The next day I sent out an apology via text for everything and told them I was planning on seeking help and that I understand if they need distance from me. I had said everything was my fault and they should feel no blame for what happened. It was my bad reaction that caused the problem. Not their action of calling out something they didnt appreciate. I again told them I understand if I need to give them space and won’t approach them until they are ready if that day comes. At work I received no messaging from them. We had been talking daily since we met so this was unusual. Then I saw some of my friends who were mutual friends. One said hi and then awkwardly stopped part way though and kept on walking. One saw me and turned the opposite direction and walked away. Later in the day my boss pulled me into HRs office.

My friend had left an anonymous tip. The HR person expressed that I had self harmed, that they feel like the caused it, and that they have requested I give them space. I was told that maybe some time in the future, I could reach out to this person and make amends. This was anonymous so the HR person didn’t know who had left the tip. I admitted to everything and was asked to tell the story and I was upfront and honest. I was given some resources EAP resources and discussed the possibility of me going to therapy. I left and was given the rest of the day off. I had some vacation time scheduled for the following days unrelated these events, so I haven’t been in office since and will return next Monday.

I think other people in my group of friends know. None have reached out to me or spoken to me since the incident any time I’ve seen them they have avoided me.

I am terrified of going in Monday. And I have the following concerns that I am wondering if anyone could enlighten me on:

  1. Can I get fired from these actions? If the other person feels uncomfortable with my actions will it result in me getting fired. They work in a different organization at my work (so different directors), but we have occasionally worked together on projects. Some of the friends who I think know are in the same organization. I don’t know and I’m scared. I am relying on this jobs resources for help and I’m scared I’m going to lose those as well as my income for rent.

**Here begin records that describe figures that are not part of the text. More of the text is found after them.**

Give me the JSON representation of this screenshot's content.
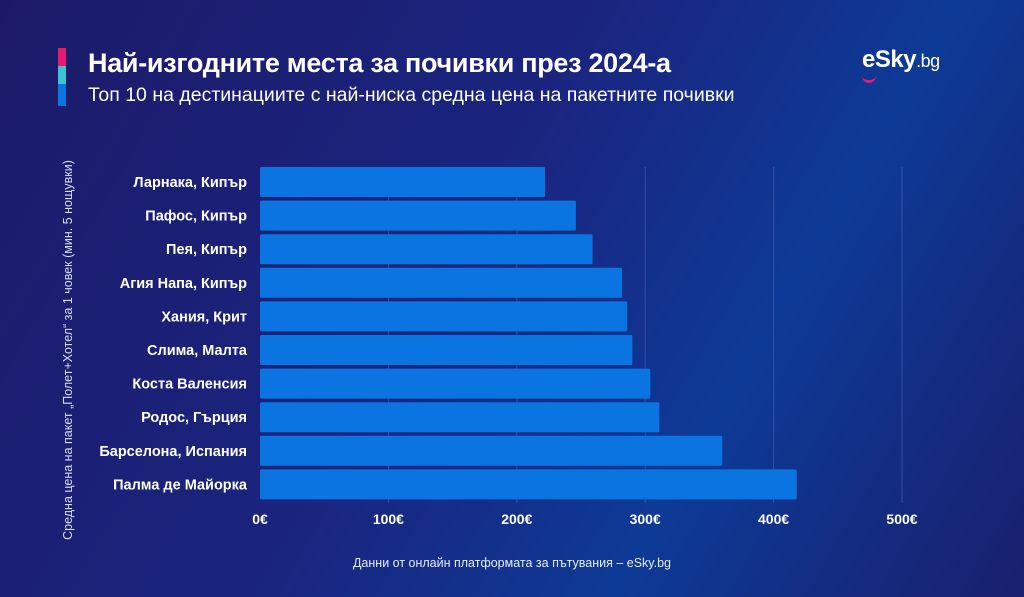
{
  "header": {
    "title": "Най-изгодните места за почивки през 2024-а",
    "subtitle": "Топ 10 на дестинациите с най-ниска средна цена на пакетните почивки",
    "logo_main": "eSky",
    "logo_suffix": ".bg",
    "accent_colors": [
      "#e8186e",
      "#3fc1d4",
      "#0a74e0"
    ]
  },
  "footer": "Данни от онлайн платформата за пътувания – eSky.bg",
  "colors": {
    "bar": "#0a74e0",
    "grid": "#5a6cc0"
  },
  "chart_data": {
    "type": "bar",
    "orientation": "horizontal",
    "title": "Най-изгодните места за почивки през 2024-а",
    "subtitle": "Топ 10 на дестинациите с най-ниска средна цена на пакетните почивки",
    "ylabel": "Средна цена на пакет „Полет+Хотел“ за 1 човек (мин. 5 нощувки)",
    "xlabel": "",
    "categories": [
      "Ларнака, Кипър",
      "Пафос, Кипър",
      "Пея, Кипър",
      "Агия Напа, Кипър",
      "Хания, Крит",
      "Слима, Малта",
      "Коста Валенсия",
      "Родос, Гърция",
      "Барселона, Испания",
      "Палма де Майорка"
    ],
    "values": [
      222,
      246,
      259,
      282,
      286,
      290,
      304,
      311,
      360,
      418
    ],
    "xlim": [
      0,
      500
    ],
    "xticks": [
      0,
      100,
      200,
      300,
      400,
      500
    ],
    "xtick_labels": [
      "0€",
      "100€",
      "200€",
      "300€",
      "400€",
      "500€"
    ],
    "grid": true
  }
}
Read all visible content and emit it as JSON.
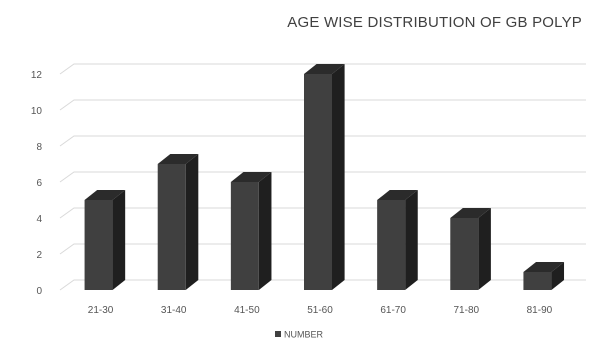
{
  "chart_data": {
    "type": "bar",
    "title": "AGE WISE DISTRIBUTION OF GB POLYP",
    "categories": [
      "21-30",
      "31-40",
      "41-50",
      "51-60",
      "61-70",
      "71-80",
      "81-90"
    ],
    "series": [
      {
        "name": "NUMBER",
        "values": [
          5,
          7,
          6,
          12,
          5,
          4,
          1
        ]
      }
    ],
    "ylim": [
      0,
      12
    ],
    "yticks": [
      0,
      2,
      4,
      6,
      8,
      10,
      12
    ],
    "grid": true,
    "legend_position": "bottom",
    "colors": {
      "bar_front": "#404040",
      "bar_side": "#1f1f1f",
      "bar_top": "#2b2b2b",
      "grid": "#d9d9d9"
    }
  }
}
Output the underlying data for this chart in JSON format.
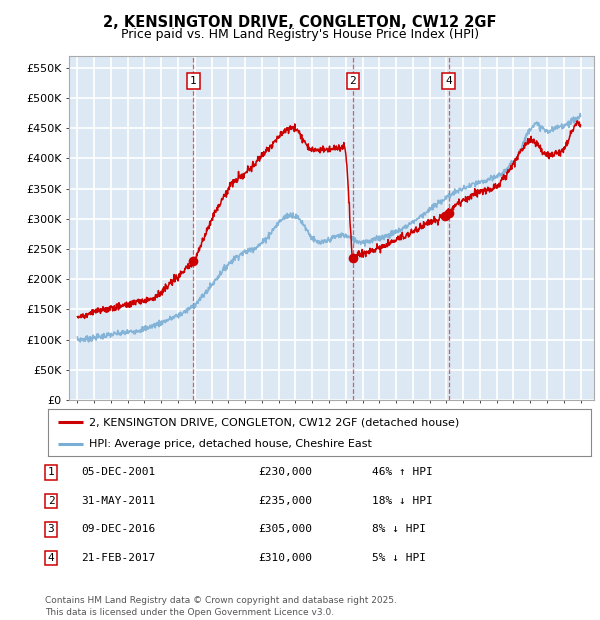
{
  "title": "2, KENSINGTON DRIVE, CONGLETON, CW12 2GF",
  "subtitle": "Price paid vs. HM Land Registry's House Price Index (HPI)",
  "background_color": "#dce9f5",
  "grid_color": "#ffffff",
  "ylim": [
    0,
    570000
  ],
  "yticks": [
    0,
    50000,
    100000,
    150000,
    200000,
    250000,
    300000,
    350000,
    400000,
    450000,
    500000,
    550000
  ],
  "ytick_labels": [
    "£0",
    "£50K",
    "£100K",
    "£150K",
    "£200K",
    "£250K",
    "£300K",
    "£350K",
    "£400K",
    "£450K",
    "£500K",
    "£550K"
  ],
  "sale_t": [
    2001.92,
    2011.42,
    2016.92,
    2017.13
  ],
  "sale_prices": [
    230000,
    235000,
    305000,
    310000
  ],
  "sale_labels": [
    "1",
    "2",
    "3",
    "4"
  ],
  "shown_labels": [
    "1",
    "2",
    "4"
  ],
  "legend_line1": "2, KENSINGTON DRIVE, CONGLETON, CW12 2GF (detached house)",
  "legend_line2": "HPI: Average price, detached house, Cheshire East",
  "table_rows": [
    [
      "1",
      "05-DEC-2001",
      "£230,000",
      "46% ↑ HPI"
    ],
    [
      "2",
      "31-MAY-2011",
      "£235,000",
      "18% ↓ HPI"
    ],
    [
      "3",
      "09-DEC-2016",
      "£305,000",
      "8% ↓ HPI"
    ],
    [
      "4",
      "21-FEB-2017",
      "£310,000",
      "5% ↓ HPI"
    ]
  ],
  "footer": "Contains HM Land Registry data © Crown copyright and database right 2025.\nThis data is licensed under the Open Government Licence v3.0.",
  "red_color": "#cc0000",
  "blue_color": "#7aaed4"
}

  2. If I do get fired – will this incident be a stain on my resume. I’m young in my career, but have excelled at y job and have gotten multiple promotions and am leading a project and am in the process of being assigned the lead of one of the incoming projects at my work. But despite that I am still young. I’m worried if I am fired I will struggle to find another job. I work in a fairly competitive field. How likely would this be a problem going forward?

  3. If I don’t get fired – any advice on how to work going forward. My HR representative said that maybe when the time is right I should reach out to this friend and make amends and walked me though how I should apologize. I’m not sure if it’s even the right choice to reach out to this person again. I’m afraid I will hurt them even more and make work feel even worse for them. I don’t know what to do here

  4. I fear people know now. I didn’t intend on leaving this company – like I said, I excelled at what I do and have made a name for myself to the point where PMs have specifically asked for me when problems have come up. I’m worried that if this spreads out that my relationship with everyone will permanently change. Does anyone have advice for how to navigate this?

  5. Any advice period. I have been panicking and having a hard time. These friends had become my support networking because my prior one wasn’t great and now I have no one else to turn to for help and I’m scared. Just anything would help. And I’m scared for having caused damage to my friend who I care a lot about it’s a lot to take in. I am safe and doing okay but it’s still a lot of emotions and I’m struggling to process them all.

If this topic is too heavy for this subreddit please remove. I couldn’t tell from the rules but I understand if it is.